5 Tips for Whitewater Rafting with Kids
My kids and I are lucky enough to live in rural Oregon, with the Wild and Scenic Rogue River in our backyard. After many day trips in our own rafts, plus multiple guided whitewater rafting trips, I’ve learned a thing or two about taking to the river with kids in tow. When you go with a group, this is all you really need to know about whitewater rafting with kids…
Follow packing list guidelines. When you book a whitewater rafting trip with an outfitter, you’ll be sent a packing list. We follow it religiously, and have never been sorry. Think you won’t need gloves or a knitted cap in July? You better hope not if you decided to skip these items! On the other hand, don’t add too much to the list either. The only extra items we bring are additional pairs of sunglasses. Cheap ones. For when the original pairs sink to the bottom of the river. (Hopefully, your kids won’t be as averse to Chums as mine tend to be.)

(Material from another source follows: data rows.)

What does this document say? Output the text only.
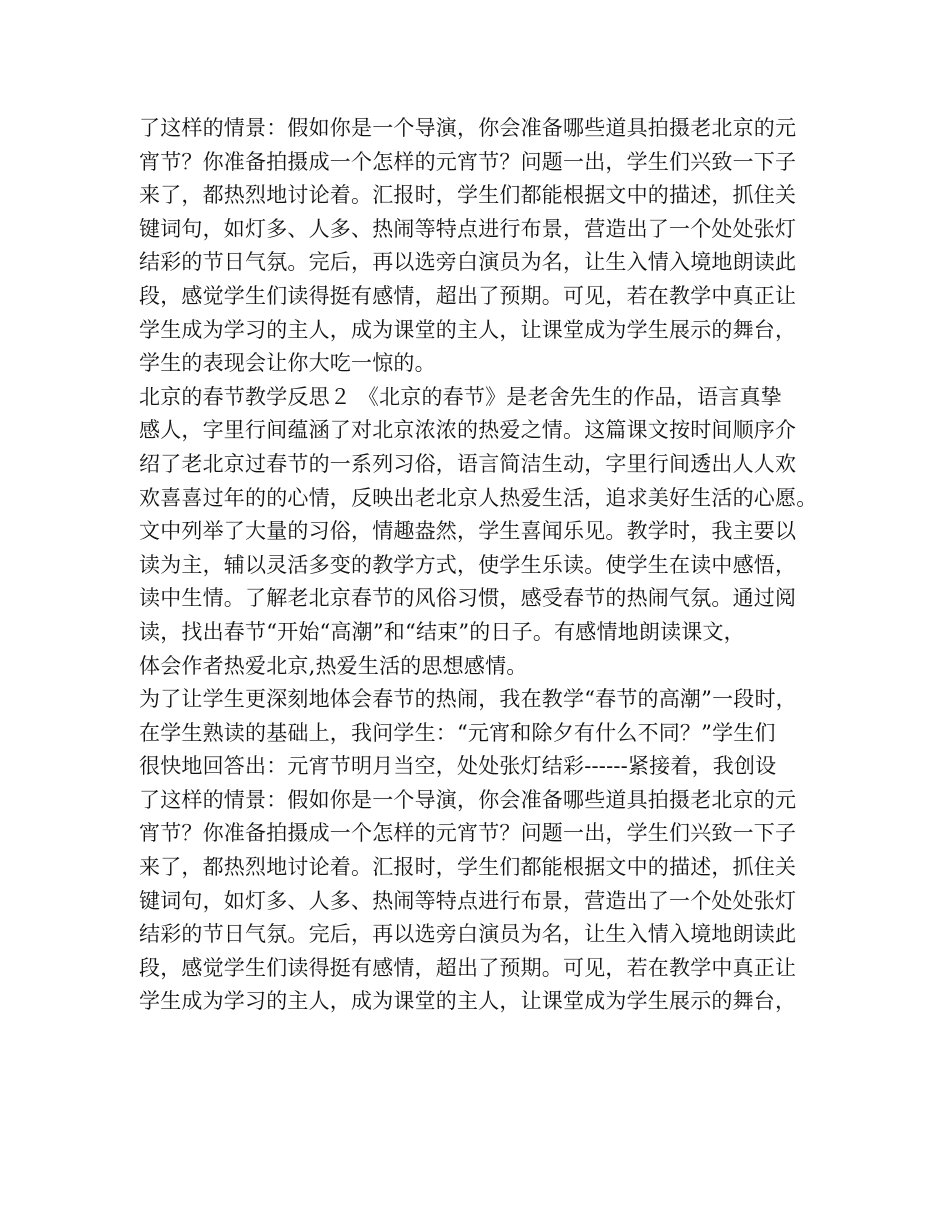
了这样的情景：假如你是一个导演，你会准备哪些道具拍摄老北京的元
宵节？你准备拍摄成一个怎样的元宵节？问题一出，学生们兴致一下子
来了，都热烈地讨论着。汇报时，学生们都能根据文中的描述，抓住关
键词句，如灯多、人多、热闹等特点进行布景，营造出了一个处处张灯
结彩的节日气氛。完后，再以选旁白演员为名，让生入情入境地朗读此
段，感觉学生们读得挺有感情，超出了预期。可见，若在教学中真正让
学生成为学习的主人，成为课堂的主人，让课堂成为学生展示的舞台，
学生的表现会让你大吃一惊的。
北京的春节教学反思２ 《北京的春节》是老舍先生的作品，语言真挚
感人，字里行间蕴涵了对北京浓浓的热爱之情。这篇课文按时间顺序介
绍了老北京过春节的一系列习俗，语言简洁生动，字里行间透出人人欢
欢喜喜过年的的心情，反映出老北京人热爱生活，追求美好生活的心愿。
文中列举了大量的习俗，情趣盎然，学生喜闻乐见。教学时，我主要以
读为主，辅以灵活多变的教学方式，使学生乐读。使学生在读中感悟，
读中生情。了解老北京春节的风俗习惯，感受春节的热闹气氛。通过阅
读，找出春节“开始“高潮”和“结束”的日子。有感情地朗读课文，
体会作者热爱北京,热爱生活的思想感情。
为了让学生更深刻地体会春节的热闹，我在教学“春节的高潮”一段时，
在学生熟读的基础上，我问学生：“元宵和除夕有什么不同？”学生们
很快地回答出：元宵节明月当空，处处张灯结彩------紧接着，我创设
了这样的情景：假如你是一个导演，你会准备哪些道具拍摄老北京的元
宵节？你准备拍摄成一个怎样的元宵节？问题一出，学生们兴致一下子
来了，都热烈地讨论着。汇报时，学生们都能根据文中的描述，抓住关
键词句，如灯多、人多、热闹等特点进行布景，营造出了一个处处张灯
结彩的节日气氛。完后，再以选旁白演员为名，让生入情入境地朗读此
段，感觉学生们读得挺有感情，超出了预期。可见，若在教学中真正让
学生成为学习的主人，成为课堂的主人，让课堂成为学生展示的舞台，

Let your kids take some risks. While on a guided rafting trip, parents have the luxury of a second opinion in the form of rafting guides. When in doubt whether our 12-year-old can run a Class IV rapid in an inflatable kayak solo, we ask our guides. They’re impartial, after all, and will be the first to encourage hesitant kids to push their limits and gently nudge confident kids in the right direction. Sit back and be amazed at what your kids can do.
Don’t worry about the kids getting bored. Really. Even if you don’t have kids who typically entertain themselves in the outdoors, or if—maybe especially if—you have kids whose primary entertainment is technology or screen-focused. They’ll make friends, be worn out by the day’s exertions, and be entertained by your guides. My kids always return from whitewater rafting trips bursting with new riddles, card games, and stories they can’t wait to share with friends at home. Bring small items to play with in camp, such as a Frisbee, deck of cards, or fishing pole, and that’s it.
Be the parent. Outdoor guides seem like they’d be amazing babysitters, but sadly, that’s not actually part of their job. While great guides will play with your kids and be their buddies, it’s still up to parents to actually parent the kids. This is easier on a rafting trip than at home, however, because 1) the kids are too tired to argue with you, and 2) the guides will lay down group ground rules that are simply common sense, such as, ‘look below before you jump off rocks’ and ‘don’t let your kids swim alone’. And when all the parents keep their kids in check, everyone’s happy.
Plan to stay near the river after disembarking. We’re always very tired in that happy, we-deserve-a-nice-soak-in-a-tub sort of way after a whitewater rafting trip. What we’re not up for: a long road trip or red-eye flight home. Do yourself a favor and book a resort or hotel room for at least one night post-rafting. Spend the extra vacation time reminiscing about your favorite moments on the river.